It was by chance that Kevin Bakhurst came across pictures from Niger that led to the BBC telling the story of suffering to the world.
The editor of the Ten O'Clock News was searching through agency material for images to illustrate a Live 8 feature when he was struck by the condition of children in a sequence simply titled "feeding centre, Niger".
He asked Hilary Andersson to investigate. Aid agencies including the World Food Programme (WFP) confirmed they had put out an appeal for help but the response had been negligible.
"When Hilary and the team got there, we were all shocked by what they found," said Bakhurst.
"What is particularly shocking is that this is not man-made. It is not war. Niger is one of those countries where people are living on the edge the whole time and they need help."
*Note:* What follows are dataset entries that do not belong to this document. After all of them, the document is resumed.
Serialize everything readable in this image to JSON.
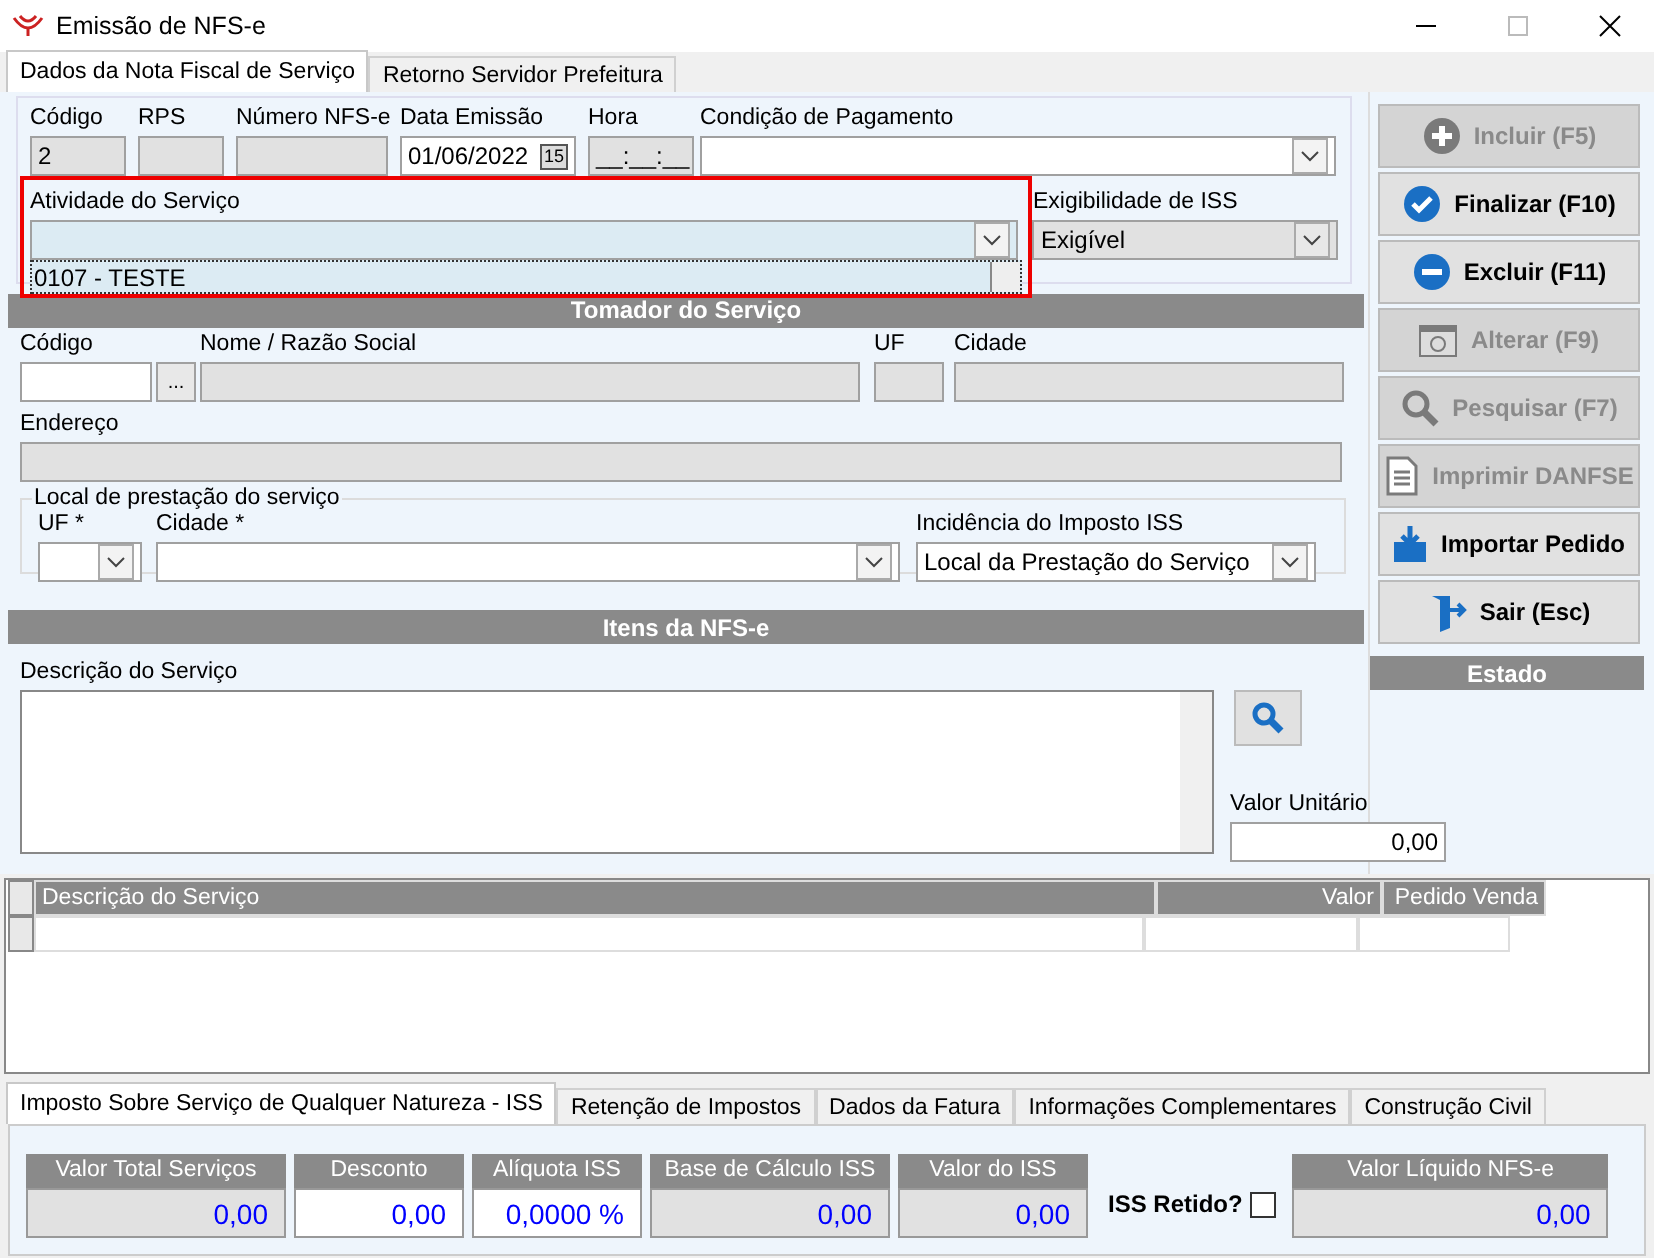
{
  "window": {
    "title": "Emissão de NFS-e"
  },
  "tabs": [
    {
      "label": "Dados da Nota Fiscal de Serviço",
      "selected": true
    },
    {
      "label": "Retorno Servidor Prefeitura",
      "selected": false
    }
  ],
  "nota": {
    "fields": [
      {
        "label": "Código",
        "value": "2",
        "disabled": true
      },
      {
        "label": "RPS",
        "disabled": true
      },
      {
        "label": "Número NFS-e",
        "disabled": true
      },
      {
        "label": "Data Emissão",
        "value": "01/06/2022",
        "disabled": false,
        "calendar_button": "15"
      },
      {
        "label": "Hora",
        "value": "__:__:__",
        "disabled": true
      }
    ],
    "condicao": {
      "label": "Condição de Pagamento"
    },
    "atividade": {
      "label": "Atividade do Serviço",
      "list_item": "0107 - TESTE",
      "highlighted": true
    },
    "exigibilidade": {
      "label": "Exigibilidade de ISS",
      "value": "Exigível"
    }
  },
  "tomador": {
    "title": "Tomador do Serviço",
    "codigo": {
      "label": "Código",
      "browse": "..."
    },
    "nome": {
      "label": "Nome / Razão Social"
    },
    "uf": {
      "label": "UF"
    },
    "cidade": {
      "label": "Cidade"
    },
    "endereco": {
      "label": "Endereço"
    },
    "local": {
      "title": "Local de prestação do serviço",
      "uf": {
        "label": "UF *"
      },
      "cidade": {
        "label": "Cidade *"
      },
      "incidencia": {
        "label": "Incidência do Imposto ISS",
        "value": "Local da Prestação do Serviço"
      }
    }
  },
  "itens": {
    "title": "Itens da NFS-e",
    "descricao": {
      "label": "Descrição do Serviço"
    },
    "valor_unitario": {
      "label": "Valor Unitário",
      "value": "0,00"
    },
    "table": {
      "columns": [
        "Descrição do Serviço",
        "Valor",
        "Pedido Venda"
      ]
    }
  },
  "actions": [
    {
      "label": "Incluir (F5)",
      "disabled": true
    },
    {
      "label": "Finalizar (F10)",
      "disabled": false
    },
    {
      "label": "Excluir (F11)",
      "disabled": false
    },
    {
      "label": "Alterar (F9)",
      "disabled": true
    },
    {
      "label": "Pesquisar (F7)",
      "disabled": true
    },
    {
      "label": "Imprimir DANFSE",
      "disabled": true
    },
    {
      "label": "Importar Pedido",
      "disabled": false
    },
    {
      "label": "Sair (Esc)",
      "disabled": false
    }
  ],
  "estado": {
    "title": "Estado"
  },
  "bottom_tabs": [
    {
      "label": "Imposto Sobre Serviço de Qualquer Natureza - ISS",
      "selected": true
    },
    {
      "label": "Retenção de Impostos",
      "selected": false
    },
    {
      "label": "Dados da Fatura",
      "selected": false
    },
    {
      "label": "Informações Complementares",
      "selected": false
    },
    {
      "label": "Construção Civil",
      "selected": false
    }
  ],
  "totals": [
    {
      "label": "Valor Total Serviços",
      "value": "0,00",
      "editable": false
    },
    {
      "label": "Desconto",
      "value": "0,00",
      "editable": true
    },
    {
      "label": "Alíquota ISS",
      "value": "0,0000 %",
      "editable": true
    },
    {
      "label": "Base de Cálculo ISS",
      "value": "0,00",
      "editable": false
    },
    {
      "label": "Valor do ISS",
      "value": "0,00",
      "editable": false
    }
  ],
  "iss_retido": {
    "label": "ISS Retido?",
    "checked": false
  },
  "valor_liquido": {
    "label": "Valor Líquido NFS-e",
    "value": "0,00",
    "editable": false
  }
}
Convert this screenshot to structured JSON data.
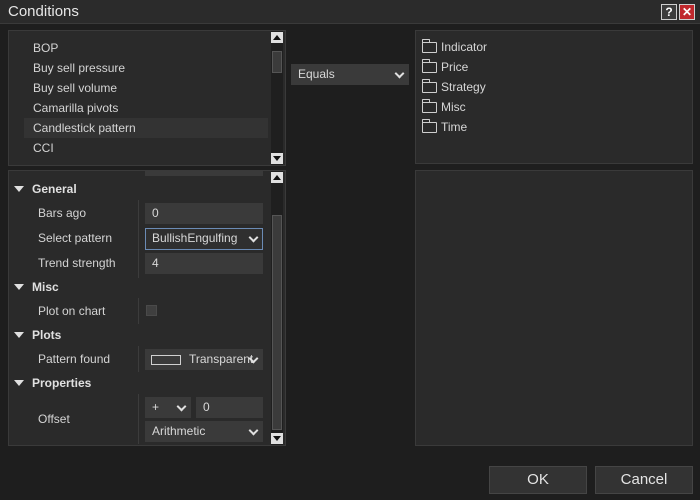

As Andersson's reports went out on the bulletins and in extended form on BBC World, other media and, more importantly, donor nations started to take notice.
Greg Barrow, formerly the BBC's man at the UN and now a senior official at WFP, said aid started flowing after the TV reports.
"We put out a call for help in November but had barely one third of what we needed," he said.
"But if the media had gone to Niger then they would have seen people struggling but surviving. It's only when it's too late for many children that the images force donor nations to take notice."
Niger's crisis has been caused by a combination of failed rains and locust swarms that have severely reduced the harvest and prices for basic foods that are too high for poor families.
"When I saw the pictures of children who had died, I just wished we had got there two weeks earlier," said Bakhurst.